Admittedly, I was afraid of teaching math for a long time because it was something I lacked confidence and fluency in. Thinking about PCK for math scared me as a fresh graduate of teacher’s college, because my foundations for content knowledge were shaky at best. And as Mishra and Koelher point out, “…having knowledge of subject matter and general pedagogical strategies, though necessary, was not sufficient for capturing the knowledge of good teachers” (Mishra & Koelher 2006), which made it even more intimidating. Tools like Numicon and and the GloSS assessment for mental maths have been incredible for laying out processes in problem solving and mental math strategies.
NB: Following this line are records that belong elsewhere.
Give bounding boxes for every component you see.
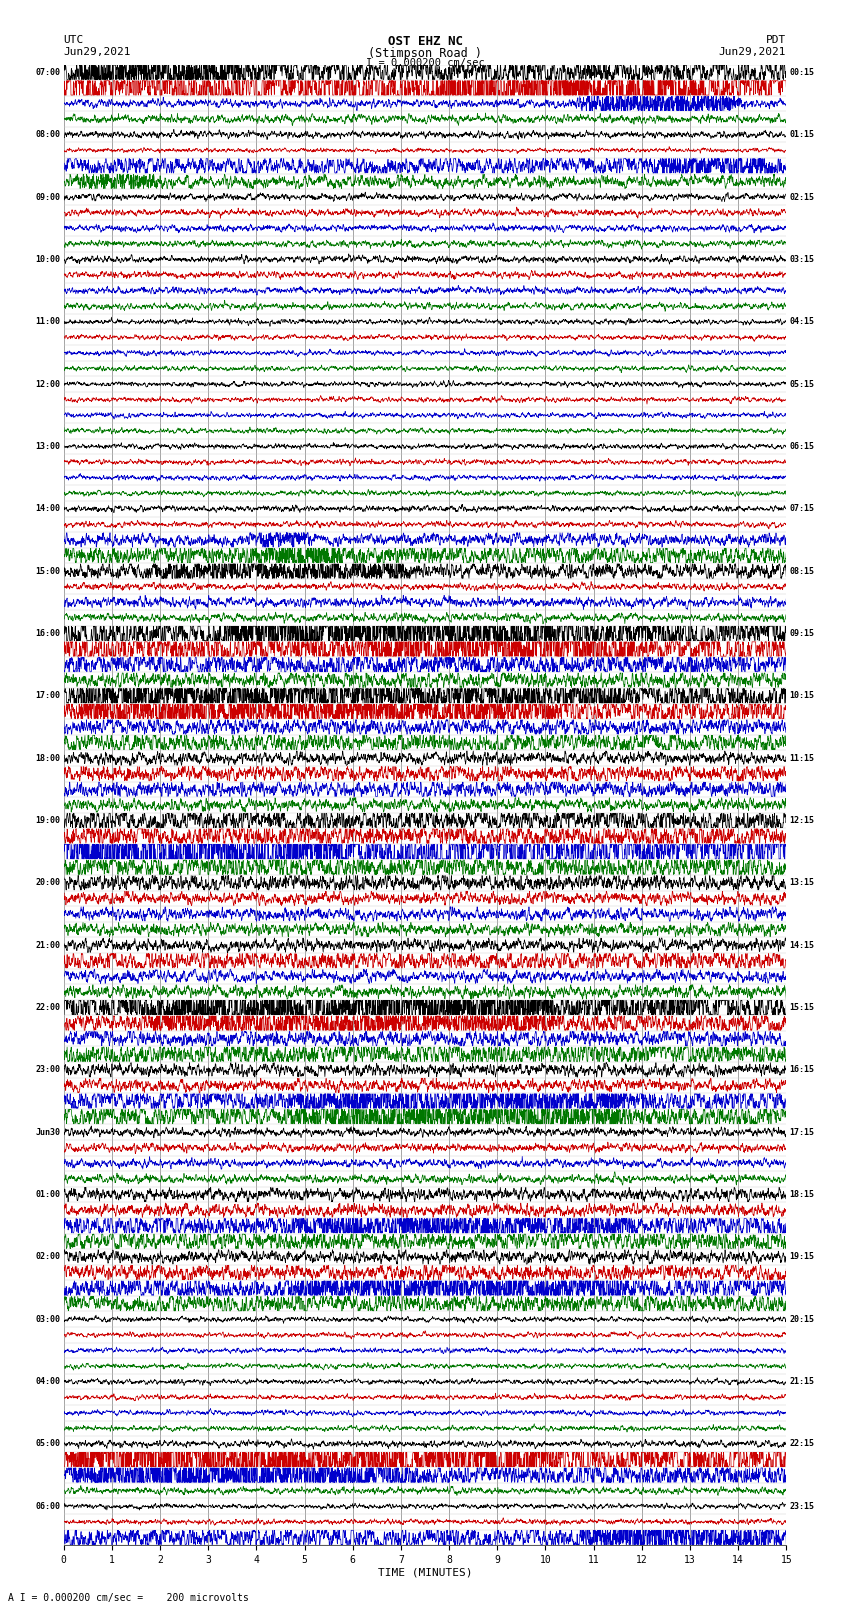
Text: 06:15: 06:15: [790, 442, 814, 452]
Text: 20:15: 20:15: [790, 1315, 814, 1324]
Text: 14:15: 14:15: [790, 940, 814, 950]
Text: 02:00: 02:00: [36, 1252, 60, 1261]
Text: 16:00: 16:00: [36, 629, 60, 637]
Text: 14:00: 14:00: [36, 505, 60, 513]
Text: 22:00: 22:00: [36, 1003, 60, 1011]
Text: UTC: UTC: [64, 35, 84, 45]
Text: 04:15: 04:15: [790, 318, 814, 326]
Text: 12:00: 12:00: [36, 379, 60, 389]
Text: 16:15: 16:15: [790, 1065, 814, 1074]
Text: 05:00: 05:00: [36, 1439, 60, 1448]
Text: 05:15: 05:15: [790, 379, 814, 389]
Text: 08:15: 08:15: [790, 566, 814, 576]
Text: 19:00: 19:00: [36, 816, 60, 824]
Text: 11:15: 11:15: [790, 753, 814, 763]
Text: 19:15: 19:15: [790, 1252, 814, 1261]
Text: 20:00: 20:00: [36, 879, 60, 887]
Text: 02:15: 02:15: [790, 192, 814, 202]
Text: 07:00: 07:00: [36, 68, 60, 77]
Text: 17:00: 17:00: [36, 692, 60, 700]
Text: 09:00: 09:00: [36, 192, 60, 202]
Text: 09:15: 09:15: [790, 629, 814, 637]
Text: 08:00: 08:00: [36, 131, 60, 139]
Text: 07:15: 07:15: [790, 505, 814, 513]
Text: 01:00: 01:00: [36, 1190, 60, 1198]
Text: 23:00: 23:00: [36, 1065, 60, 1074]
Text: 10:00: 10:00: [36, 255, 60, 265]
Text: 10:15: 10:15: [790, 692, 814, 700]
Text: 12:15: 12:15: [790, 816, 814, 824]
Text: Jun29,2021: Jun29,2021: [64, 47, 131, 56]
Text: 03:00: 03:00: [36, 1315, 60, 1324]
Text: 13:00: 13:00: [36, 442, 60, 452]
Text: OST EHZ NC: OST EHZ NC: [388, 35, 462, 48]
Text: 01:15: 01:15: [790, 131, 814, 139]
Text: Jun29,2021: Jun29,2021: [719, 47, 786, 56]
Text: 13:15: 13:15: [790, 879, 814, 887]
Text: 18:00: 18:00: [36, 753, 60, 763]
Text: 15:00: 15:00: [36, 566, 60, 576]
Text: I = 0.000200 cm/sec: I = 0.000200 cm/sec: [366, 58, 484, 68]
Text: Jun30: Jun30: [36, 1127, 60, 1137]
Text: 21:15: 21:15: [790, 1378, 814, 1386]
Text: 23:15: 23:15: [790, 1502, 814, 1511]
Text: 03:15: 03:15: [790, 255, 814, 265]
Text: 06:00: 06:00: [36, 1502, 60, 1511]
Text: 11:00: 11:00: [36, 318, 60, 326]
Text: 04:00: 04:00: [36, 1378, 60, 1386]
Text: PDT: PDT: [766, 35, 786, 45]
Text: 18:15: 18:15: [790, 1190, 814, 1198]
Text: 15:15: 15:15: [790, 1003, 814, 1011]
X-axis label: TIME (MINUTES): TIME (MINUTES): [377, 1568, 473, 1578]
Text: 00:15: 00:15: [790, 68, 814, 77]
Text: 17:15: 17:15: [790, 1127, 814, 1137]
Text: 21:00: 21:00: [36, 940, 60, 950]
Text: A I = 0.000200 cm/sec =    200 microvolts: A I = 0.000200 cm/sec = 200 microvolts: [8, 1594, 249, 1603]
Text: (Stimpson Road ): (Stimpson Road ): [368, 47, 482, 60]
Text: 22:15: 22:15: [790, 1439, 814, 1448]
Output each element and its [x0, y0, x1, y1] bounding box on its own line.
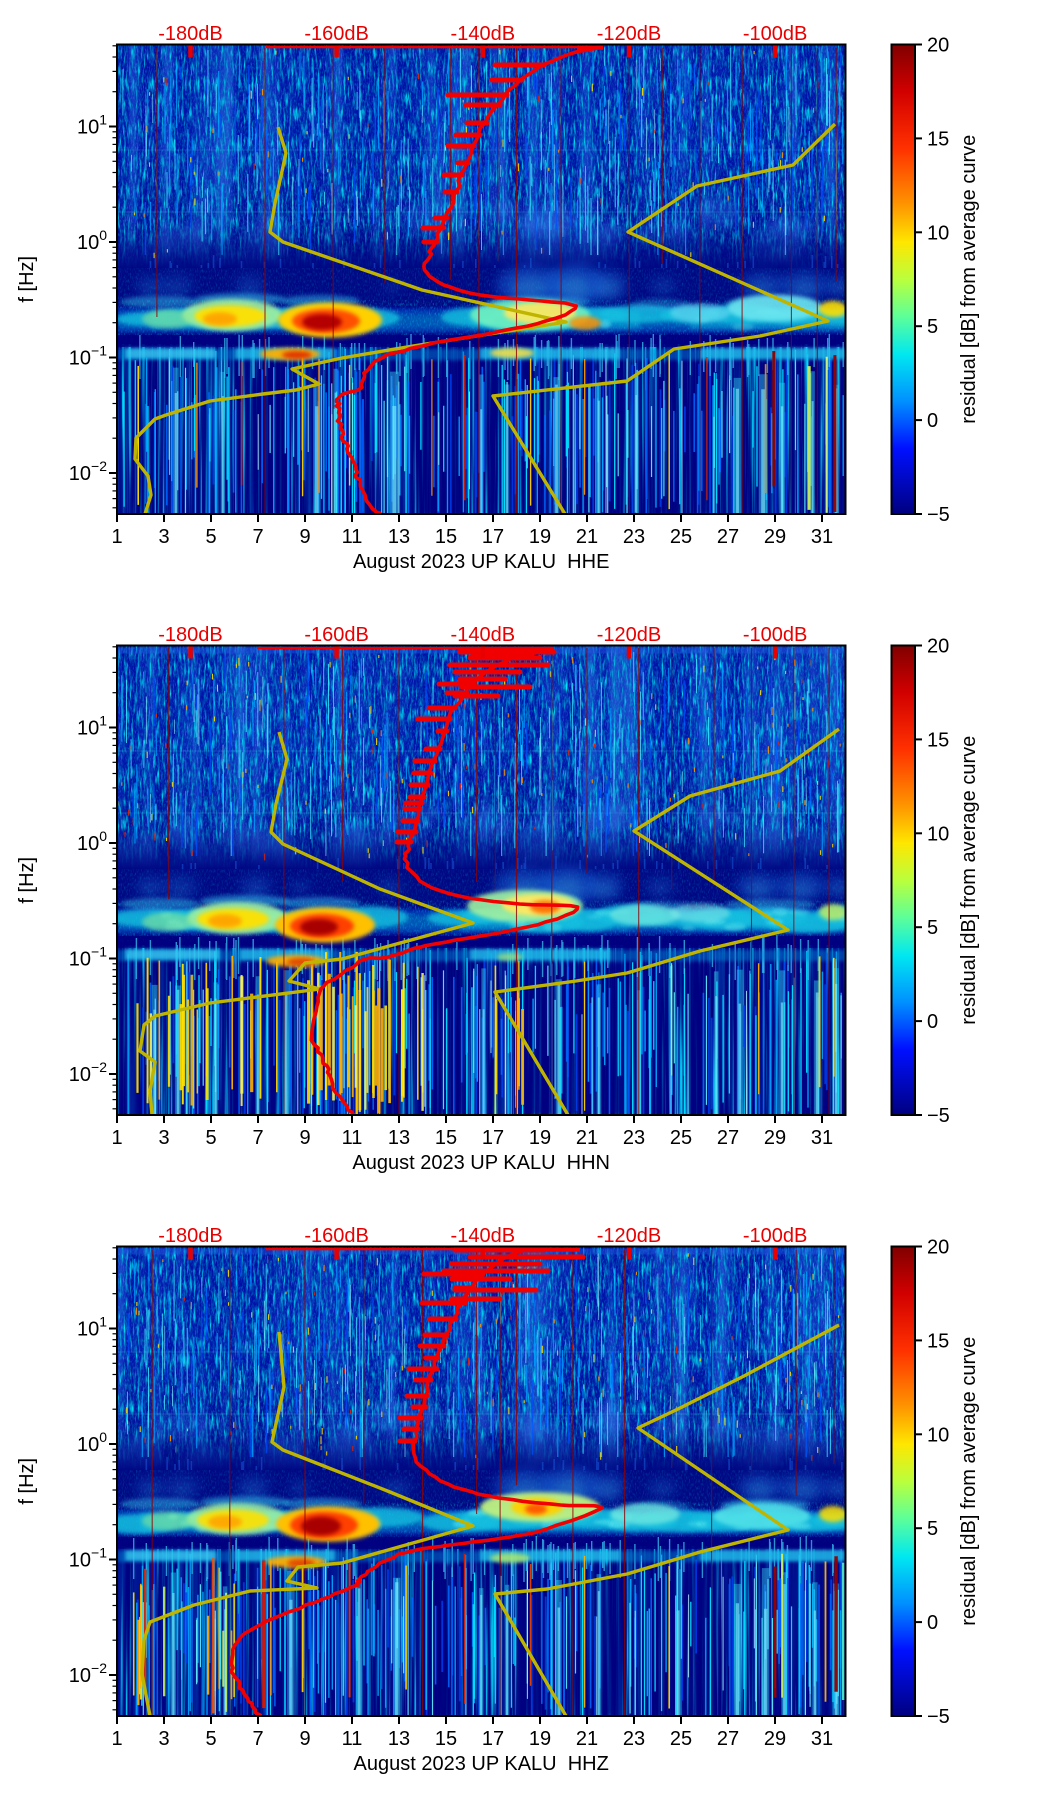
svg-text:1: 1 [111, 1127, 122, 1149]
svg-text:31: 31 [811, 526, 833, 548]
svg-text:August 2023 UP KALU HHE: August 2023 UP KALU HHE [353, 551, 609, 573]
svg-text:-140dB: -140dB [451, 23, 516, 45]
svg-text:13: 13 [388, 1127, 410, 1149]
svg-text:10: 10 [927, 1424, 949, 1446]
svg-text:3: 3 [158, 526, 169, 548]
svg-text:−5: −5 [927, 1105, 950, 1127]
svg-text:August 2023 UP KALU HHN: August 2023 UP KALU HHN [352, 1152, 610, 1174]
svg-text:0: 0 [927, 410, 938, 432]
svg-text:27: 27 [717, 526, 739, 548]
svg-text:20: 20 [927, 1237, 949, 1259]
svg-text:-160dB: -160dB [304, 1225, 369, 1247]
svg-text:25: 25 [670, 526, 692, 548]
svg-text:19: 19 [529, 1127, 551, 1149]
svg-text:August 2023 UP KALU HHZ: August 2023 UP KALU HHZ [354, 1753, 609, 1775]
svg-text:-180dB: -180dB [158, 23, 223, 45]
svg-text:11: 11 [342, 1127, 363, 1149]
svg-text:27: 27 [717, 1127, 739, 1149]
svg-text:-120dB: -120dB [597, 624, 662, 646]
svg-text:residual [dB] from average cur: residual [dB] from average curve [958, 135, 980, 424]
svg-text:23: 23 [623, 526, 645, 548]
svg-text:19: 19 [529, 526, 551, 548]
svg-text:11: 11 [342, 526, 363, 548]
svg-text:5: 5 [927, 1518, 938, 1540]
svg-text:20: 20 [927, 636, 949, 658]
svg-text:7: 7 [252, 1728, 263, 1750]
svg-text:27: 27 [717, 1728, 739, 1750]
svg-text:21: 21 [576, 526, 598, 548]
svg-text:0: 0 [927, 1011, 938, 1033]
svg-text:13: 13 [388, 526, 410, 548]
svg-text:7: 7 [252, 526, 263, 548]
svg-text:10: 10 [927, 222, 949, 244]
svg-text:-100dB: -100dB [743, 1225, 808, 1247]
svg-text:17: 17 [482, 1127, 504, 1149]
svg-text:-120dB: -120dB [597, 23, 662, 45]
svg-text:25: 25 [670, 1127, 692, 1149]
svg-text:-100dB: -100dB [743, 23, 808, 45]
svg-text:29: 29 [764, 526, 786, 548]
svg-text:-100dB: -100dB [743, 624, 808, 646]
svg-text:-140dB: -140dB [451, 624, 516, 646]
svg-text:-140dB: -140dB [451, 1225, 516, 1247]
svg-text:21: 21 [576, 1728, 598, 1750]
svg-text:3: 3 [158, 1127, 169, 1149]
svg-text:9: 9 [299, 526, 310, 548]
svg-text:-160dB: -160dB [304, 23, 369, 45]
svg-text:19: 19 [529, 1728, 551, 1750]
svg-text:15: 15 [927, 128, 949, 150]
svg-text:-180dB: -180dB [158, 1225, 223, 1247]
svg-text:17: 17 [482, 1728, 504, 1750]
svg-text:5: 5 [927, 316, 938, 338]
svg-text:10: 10 [927, 823, 949, 845]
svg-text:29: 29 [764, 1728, 786, 1750]
svg-text:11: 11 [342, 1728, 363, 1750]
svg-text:9: 9 [299, 1127, 310, 1149]
svg-text:1: 1 [111, 526, 122, 548]
svg-text:17: 17 [482, 526, 504, 548]
svg-text:f [Hz]: f [Hz] [16, 857, 38, 904]
svg-text:residual [dB] from average cur: residual [dB] from average curve [958, 1337, 980, 1626]
svg-text:5: 5 [927, 917, 938, 939]
svg-text:21: 21 [576, 1127, 598, 1149]
svg-text:25: 25 [670, 1728, 692, 1750]
svg-text:0: 0 [927, 1612, 938, 1634]
svg-text:residual [dB] from average cur: residual [dB] from average curve [958, 736, 980, 1025]
svg-text:23: 23 [623, 1127, 645, 1149]
svg-text:-160dB: -160dB [304, 624, 369, 646]
svg-text:13: 13 [388, 1728, 410, 1750]
svg-text:31: 31 [811, 1728, 833, 1750]
svg-text:15: 15 [435, 1127, 457, 1149]
svg-text:-180dB: -180dB [158, 624, 223, 646]
svg-text:10−2: 10−2 [69, 1059, 107, 1086]
svg-text:29: 29 [764, 1127, 786, 1149]
svg-text:-120dB: -120dB [597, 1225, 662, 1247]
svg-text:15: 15 [927, 1330, 949, 1352]
svg-text:5: 5 [205, 1127, 216, 1149]
svg-text:f [Hz]: f [Hz] [16, 1458, 38, 1505]
svg-text:5: 5 [205, 1728, 216, 1750]
svg-text:7: 7 [252, 1127, 263, 1149]
svg-text:5: 5 [205, 526, 216, 548]
svg-text:9: 9 [299, 1728, 310, 1750]
svg-text:31: 31 [811, 1127, 833, 1149]
svg-text:3: 3 [158, 1728, 169, 1750]
svg-text:15: 15 [927, 729, 949, 751]
svg-text:15: 15 [435, 526, 457, 548]
svg-text:15: 15 [435, 1728, 457, 1750]
svg-text:23: 23 [623, 1728, 645, 1750]
svg-text:−5: −5 [927, 1706, 950, 1728]
svg-text:20: 20 [927, 35, 949, 57]
svg-text:f [Hz]: f [Hz] [16, 256, 38, 303]
svg-text:−5: −5 [927, 504, 950, 526]
svg-text:1: 1 [111, 1728, 122, 1750]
I strongly believe that these resources, in addition to seeking out help and advice from those much stronger than me, has allowed me to get a little closer to what Mishra and Koelher describe as “find[ing] different ways to represent it and make it accessible to learners” (Mishra & Koelher 2006). Though I clearly still have a long way to go, I’m confident in explaining different ways of thinking about numbers (at the elementary level, mind you!), and this allows me the perspective of being critical of technology integrated in my pedagogical practices, unless it is truly beneficial for the learning and allows students to further explain their thinking or explore concepts that they could not see otherwise.
Reference:
Mishra, P., & Koehler, M. (2006). Technological pedagogical content knowledge: A framework for teacher knowledge. The Teachers College Record, 108(6), 1017-1054.